Aktualnie mamy wieczór a ja właśnie cierpliwie siedzę na trybunach z Sirą, małą Inéz, Mikky, Anią i kilkoma innymi dziewczynami które średnio kojarzyłam bo rzadko teraz wychodziłam w ogóle z domu.

I właściwie, to nie przez to że nie miałam siły, to tylko i wyłącznie dlatego że jest ciepło a ja żeby wyjść musiałam chodzić w za dużych koszulach Pedra albo bluzach, tak żeby nie było widać mojego brzuszka.

Ledwo zaczęła się druga połowa a już padł gol Ferrana którego zadedykował mojej przyjaciółce i ich córeczce.

- Weźmiesz ją? Idę po popcorn. - Powiedziała po kilku minutach Sira.

- Jasne. - Zgodziłam się i posadziłam sobie dziewczynkę na kolanach.

- Jak tam się czujesz?

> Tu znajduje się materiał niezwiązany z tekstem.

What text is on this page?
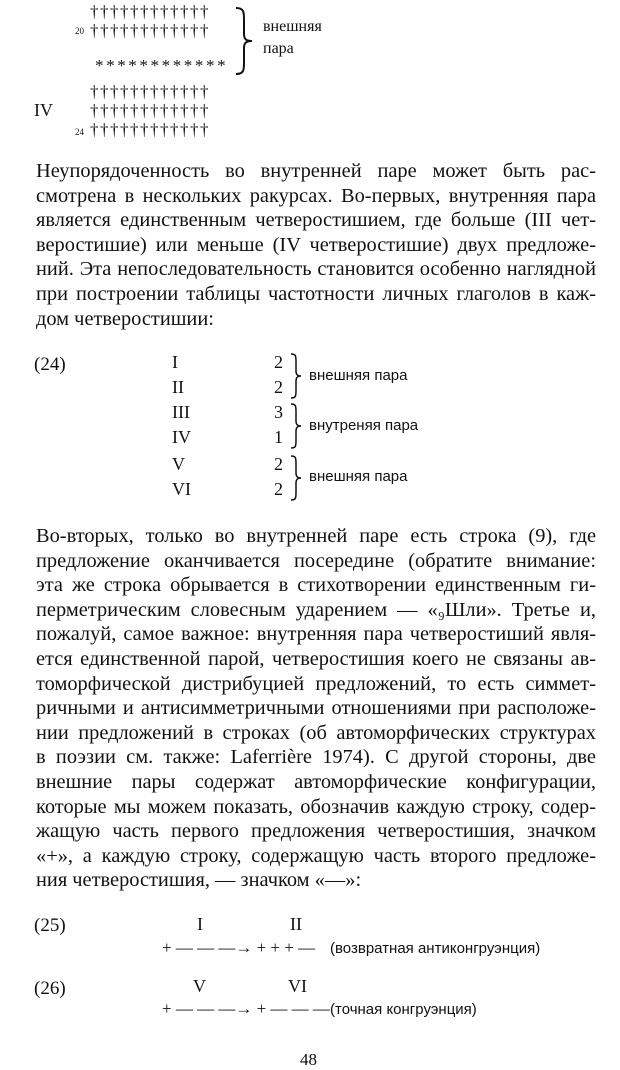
††††††††††††
20 ††††††††††††
************
††††††††††††
††††††††††††
24 ††††††††††††
IV
внешняя
пара
Неупорядоченность во внутренней паре может быть рас-
смотрена в нескольких ракурсах. Во-первых, внутренняя пара
является единственным четверостишием, где больше (III чет-
веростишие) или меньше (IV четверостишие) двух предложе-
ний. Эта непоследовательность становится особенно наглядной
при построении таблицы частотности личных глаголов в каж-
дом четверостишии:
(24)	I	2
II	2
III	3
IV	1
V	2
VI	2
внешняя пара
внутреняя пара
внешняя пара
Во-вторых, только во внутренней паре есть строка (9), где
предложение оканчивается посередине (обратите внимание:
эта же строка обрывается в стихотворении единственным ги-
перметрическим словесным ударением — «₉Шли». Третье и,
пожалуй, самое важное: внутренняя пара четверостиший явля-
ется единственной парой, четверостишия коего не связаны ав-
томорфической дистрибуцией предложений, то есть симмет-
ричными и антисимметричными отношениями при расположе-
нии предложений в строках (об автоморфических структурах
в поэзии см. также: Laferrière 1974). С другой стороны, две
внешние пары содержат автоморфические конфигурации,
которые мы можем показать, обозначив каждую строку, содер-
жащую часть первого предложения четверостишия, значком
«+», а каждую строку, содержащую часть второго предложе-
ния четверостишия, — значком «—»:
(25)	I	II
+ — — —→ + + + — (возвратная антиконгруэнция)
(26)	V	VI
+ — — —→ + — — — (точная конгруэнция)
48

W porządku jest? Chcesz coś do picia, jedzenia? - Zapytała poraz kolejny Mikky.

- Wszystko jest oki, spokojnie. - Uśmiechnęłam się.

Siedziałyśmy tak jeszcze kolejne minuty uważnie oglądając każdy fragment kiedy to w ostatniej doliczonej minucie mój chłopak strzelił gola którego zadedykował mi a zaraz po tym zabrał i wsadził sobie piłkę pod koszulkę przykładając kciuka do ust i przebiegł tak kawałek a następnie wskazał placem prosto na mnie.

A więc o ciąży wie teraz połowa świata..

Szybko poszło..

- Ooo. - Skomentowała Ania i razem z dziewczynami mocno mnie przytuliły.

Mecz dobiegł końca a ja czekałam już w aucie na Pedra.

Nie czekałam na niego w szatni ani nic i tak samo on, miał się zebrać jak najszybciej zanim dopadnie nas fala paparazzi.

Kiedy zobaczyłam jego biegnącego w stronę auta momentalnie na moich ustach pojawił się szeroki uśmiech.

- Tak bardzo cię kocham.. Dziękuję.. - Wymruczałam i wypiłam się w jego usta.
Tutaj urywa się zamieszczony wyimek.